In a tweet following the positive jobs report Jack Welch asserted that the books were cooked by the political powers that be. Economists, both conservative and liberal, pushed back that such wasn't possible. Still, Welch didn't back down on the Chris Matthews television show. We who are focused on the law wondered if the U.S. Government was going to file a complaint for libel.
Interestingly, as the evening moved on, Welch hedged. With Anderson Cooper, reports POLITICO, he noted that he should have put a question mark on the tweet, framing the issue as a question, not an assertion.
If it looks like a lawyer got to him, sounds like a lawyer got to him, and walks like a lawyer got to him, then maybe a lawyer got to him. However, given Welch's sophistication, we wonder if the tweet, given what it said, should have been run by a lawyer before it was made public to Welch's more than a million followers. My hunch is that, given how it was worded, it hadn't been vetted by legal.
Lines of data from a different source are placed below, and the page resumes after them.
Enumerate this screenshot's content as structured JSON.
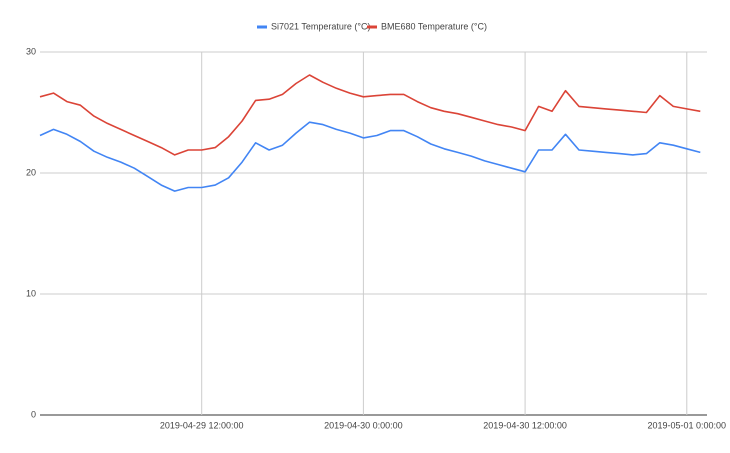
{
  "chart_data": {
    "type": "line",
    "x": [
      "2019-04-29 00:00:00",
      "2019-04-29 01:00:00",
      "2019-04-29 02:00:00",
      "2019-04-29 03:00:00",
      "2019-04-29 04:00:00",
      "2019-04-29 05:00:00",
      "2019-04-29 06:00:00",
      "2019-04-29 07:00:00",
      "2019-04-29 08:00:00",
      "2019-04-29 09:00:00",
      "2019-04-29 10:00:00",
      "2019-04-29 11:00:00",
      "2019-04-29 12:00:00",
      "2019-04-29 13:00:00",
      "2019-04-29 14:00:00",
      "2019-04-29 15:00:00",
      "2019-04-29 16:00:00",
      "2019-04-29 17:00:00",
      "2019-04-29 18:00:00",
      "2019-04-29 19:00:00",
      "2019-04-29 20:00:00",
      "2019-04-29 21:00:00",
      "2019-04-29 22:00:00",
      "2019-04-29 23:00:00",
      "2019-04-30 00:00:00",
      "2019-04-30 01:00:00",
      "2019-04-30 02:00:00",
      "2019-04-30 03:00:00",
      "2019-04-30 04:00:00",
      "2019-04-30 05:00:00",
      "2019-04-30 06:00:00",
      "2019-04-30 07:00:00",
      "2019-04-30 08:00:00",
      "2019-04-30 09:00:00",
      "2019-04-30 10:00:00",
      "2019-04-30 11:00:00",
      "2019-04-30 12:00:00",
      "2019-04-30 13:00:00",
      "2019-04-30 14:00:00",
      "2019-04-30 15:00:00",
      "2019-04-30 16:00:00",
      "2019-04-30 17:00:00",
      "2019-04-30 18:00:00",
      "2019-04-30 19:00:00",
      "2019-04-30 20:00:00",
      "2019-04-30 21:00:00",
      "2019-04-30 22:00:00",
      "2019-04-30 23:00:00",
      "2019-05-01 00:00:00",
      "2019-05-01 01:00:00"
    ],
    "series": [
      {
        "name": "Si7021 Temperature (°C)",
        "color": "#4285f4",
        "values": [
          23.1,
          23.6,
          23.2,
          22.6,
          21.8,
          21.3,
          20.9,
          20.4,
          19.7,
          19.0,
          18.5,
          18.8,
          18.8,
          19.0,
          19.6,
          20.9,
          22.5,
          21.9,
          22.3,
          23.3,
          24.2,
          24.0,
          23.6,
          23.3,
          22.9,
          23.1,
          23.5,
          23.5,
          23.0,
          22.4,
          22.0,
          21.7,
          21.4,
          21.0,
          20.7,
          20.4,
          20.1,
          21.9,
          21.9,
          23.2,
          21.9,
          21.8,
          21.7,
          21.6,
          21.5,
          21.6,
          22.5,
          22.3,
          22.0,
          21.7
        ]
      },
      {
        "name": "BME680 Temperature (°C)",
        "color": "#db4437",
        "values": [
          26.3,
          26.6,
          25.9,
          25.6,
          24.7,
          24.1,
          23.6,
          23.1,
          22.6,
          22.1,
          21.5,
          21.9,
          21.9,
          22.1,
          23.0,
          24.3,
          26.0,
          26.1,
          26.5,
          27.4,
          28.1,
          27.5,
          27.0,
          26.6,
          26.3,
          26.4,
          26.5,
          26.5,
          25.9,
          25.4,
          25.1,
          24.9,
          24.6,
          24.3,
          24.0,
          23.8,
          23.5,
          25.5,
          25.1,
          26.8,
          25.5,
          25.4,
          25.3,
          25.2,
          25.1,
          25.0,
          26.4,
          25.5,
          25.3,
          25.1
        ]
      }
    ],
    "xlim": [
      "2019-04-29 00:00:00",
      "2019-05-01 01:30:00"
    ],
    "xticks": [
      "2019-04-29 12:00:00",
      "2019-04-30 0:00:00",
      "2019-04-30 12:00:00",
      "2019-05-01 0:00:00"
    ],
    "ylim": [
      0,
      30
    ],
    "yticks": [
      0,
      10,
      20,
      30
    ],
    "grid": true,
    "legend": "top"
  }
}
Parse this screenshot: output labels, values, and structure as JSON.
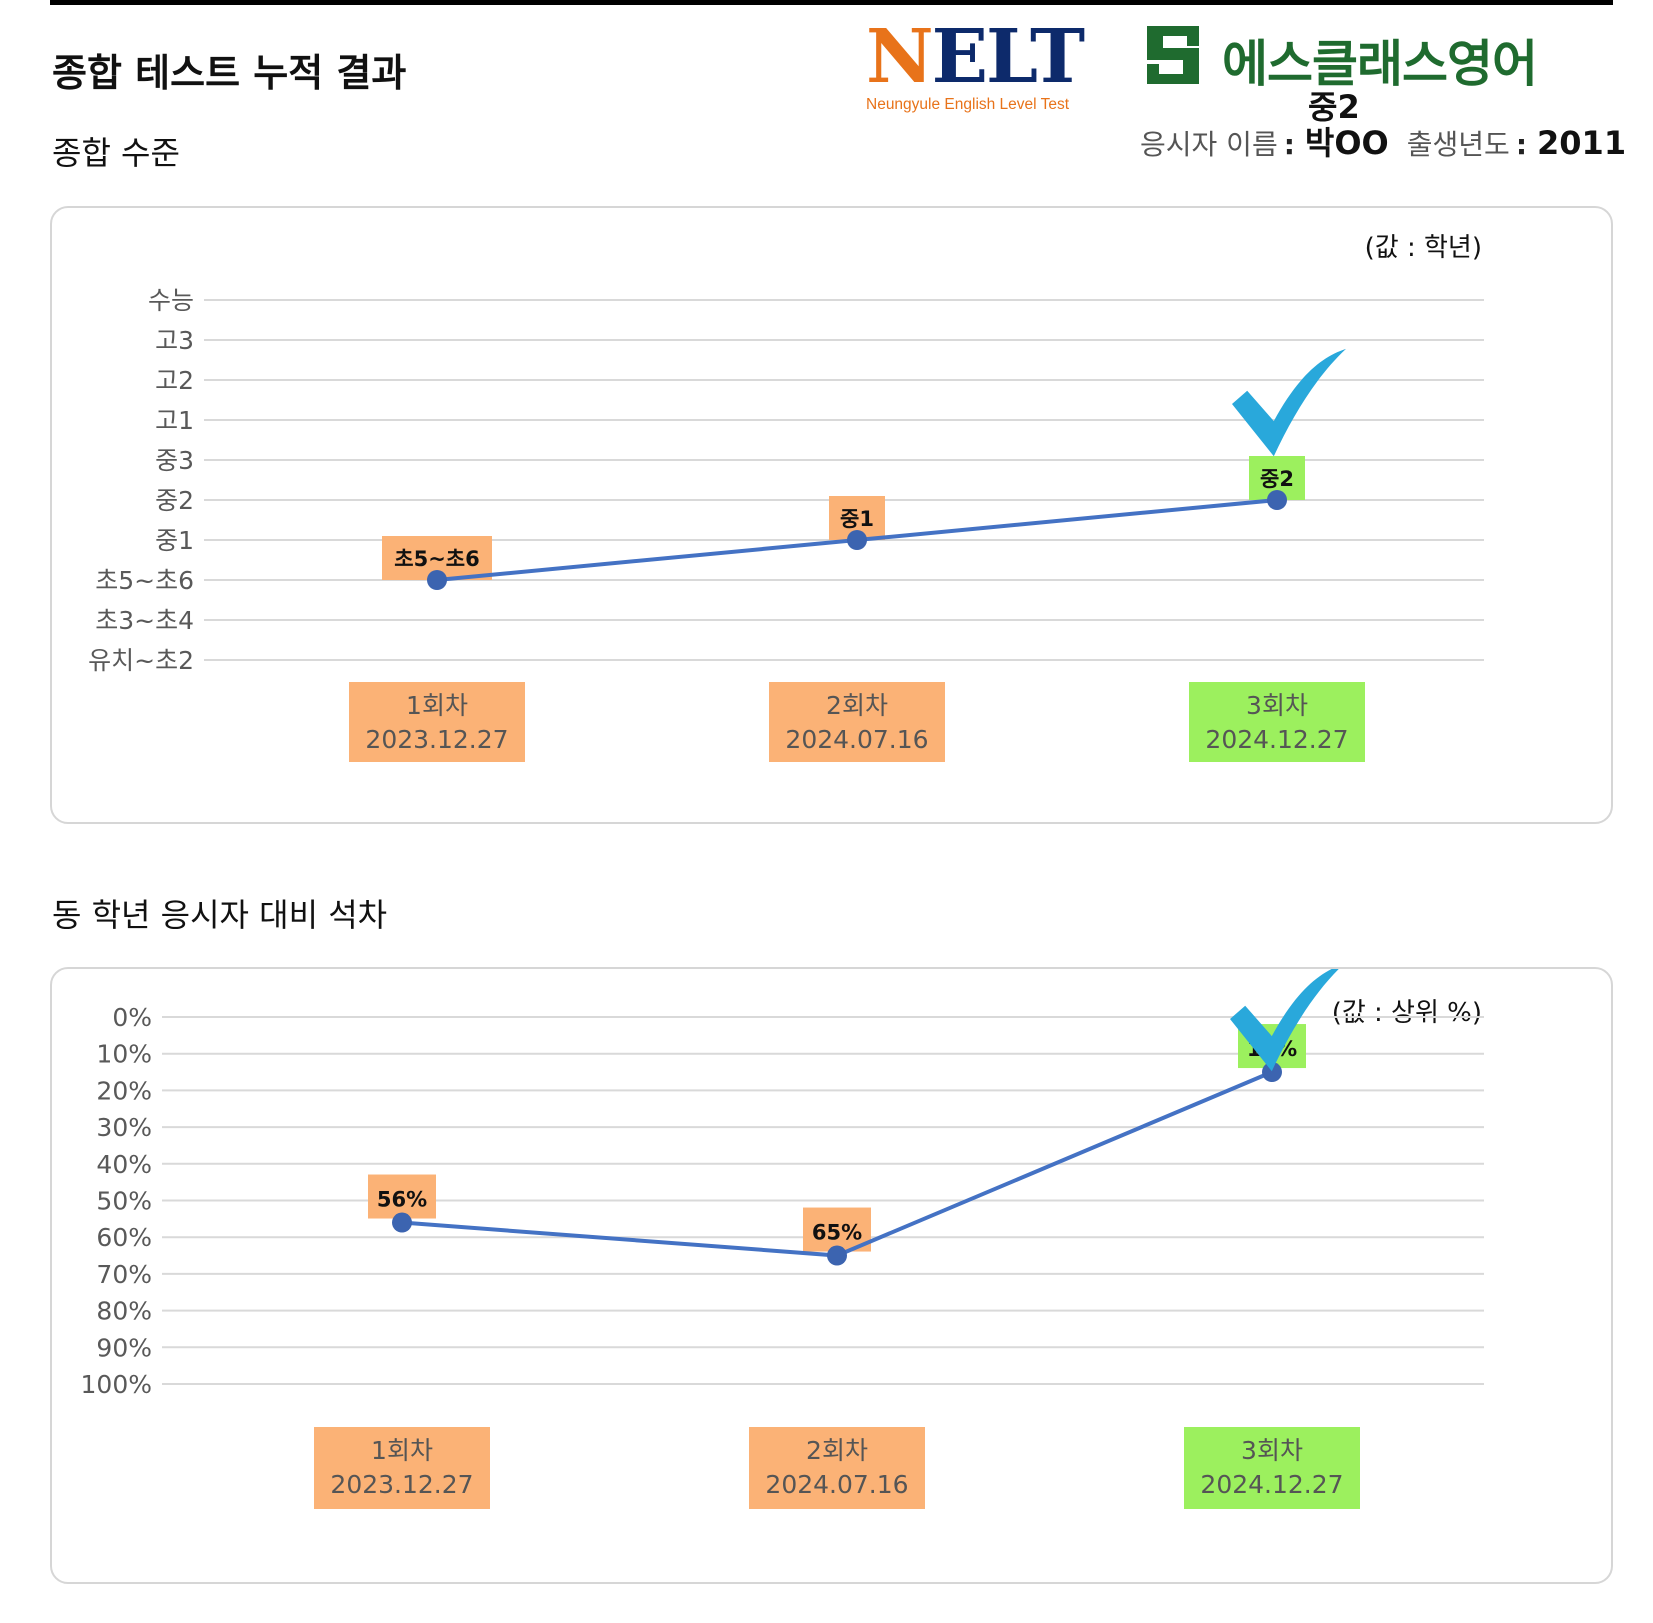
{
  "header": {
    "title": "종합 테스트 누적 결과",
    "logo_nelt": {
      "letters": "NELT",
      "first_letter": "N",
      "rest_letters": "ELT",
      "tagline": "Neungyule English Level Test"
    },
    "logo_sclass": "에스클래스영어",
    "grade": "중2",
    "name_label": "응시자 이름",
    "name_value": "박OO",
    "birth_label": "출생년도",
    "birth_value": "2011",
    "colon": ":"
  },
  "sections": {
    "level_title": "종합 수준",
    "rank_title": "동 학년 응시자 대비 석차"
  },
  "colors": {
    "line": "#4472c4",
    "marker": "#3c64b0",
    "label_orange": "#fbb276",
    "label_green": "#9cf05e",
    "check": "#29a8db",
    "grid": "#d9d9d9",
    "axis_text": "#595959"
  },
  "chart_data": [
    {
      "type": "line",
      "unit_note": "(값 : 학년)",
      "y_categories": [
        "유치~초2",
        "초3~초4",
        "초5~초6",
        "중1",
        "중2",
        "중3",
        "고1",
        "고2",
        "고3",
        "수능"
      ],
      "x_sessions": [
        {
          "label": "1회차",
          "date": "2023.12.27",
          "value": "초5~초6",
          "highlight": false
        },
        {
          "label": "2회차",
          "date": "2024.07.16",
          "value": "중1",
          "highlight": false
        },
        {
          "label": "3회차",
          "date": "2024.12.27",
          "value": "중2",
          "highlight": true
        }
      ],
      "grid": true,
      "legend": "none"
    },
    {
      "type": "line",
      "unit_note": "(값 : 상위 %)",
      "y_ticks": [
        "0%",
        "10%",
        "20%",
        "30%",
        "40%",
        "50%",
        "60%",
        "70%",
        "80%",
        "90%",
        "100%"
      ],
      "ylim": [
        0,
        100
      ],
      "y_reversed": true,
      "x_sessions": [
        {
          "label": "1회차",
          "date": "2023.12.27",
          "value": 56,
          "value_label": "56%",
          "highlight": false
        },
        {
          "label": "2회차",
          "date": "2024.07.16",
          "value": 65,
          "value_label": "65%",
          "highlight": false
        },
        {
          "label": "3회차",
          "date": "2024.12.27",
          "value": 15,
          "value_label": "15%",
          "highlight": true
        }
      ],
      "grid": true,
      "legend": "none"
    }
  ]
}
The irony is that this kind of attack could hurt conservative candidates and help liberal ones. America is built on fair play. And the original tweet didn't seem fair or legally protected speech. Also, we in the communications business wonder if it could be just a ding or maybe a major hit to the Welch brandname. He has lent that to his management institute housed at for-profit Strayer University. Is Strayer displeased with this tempest in the tweet space? The for-profit education sector is in transition.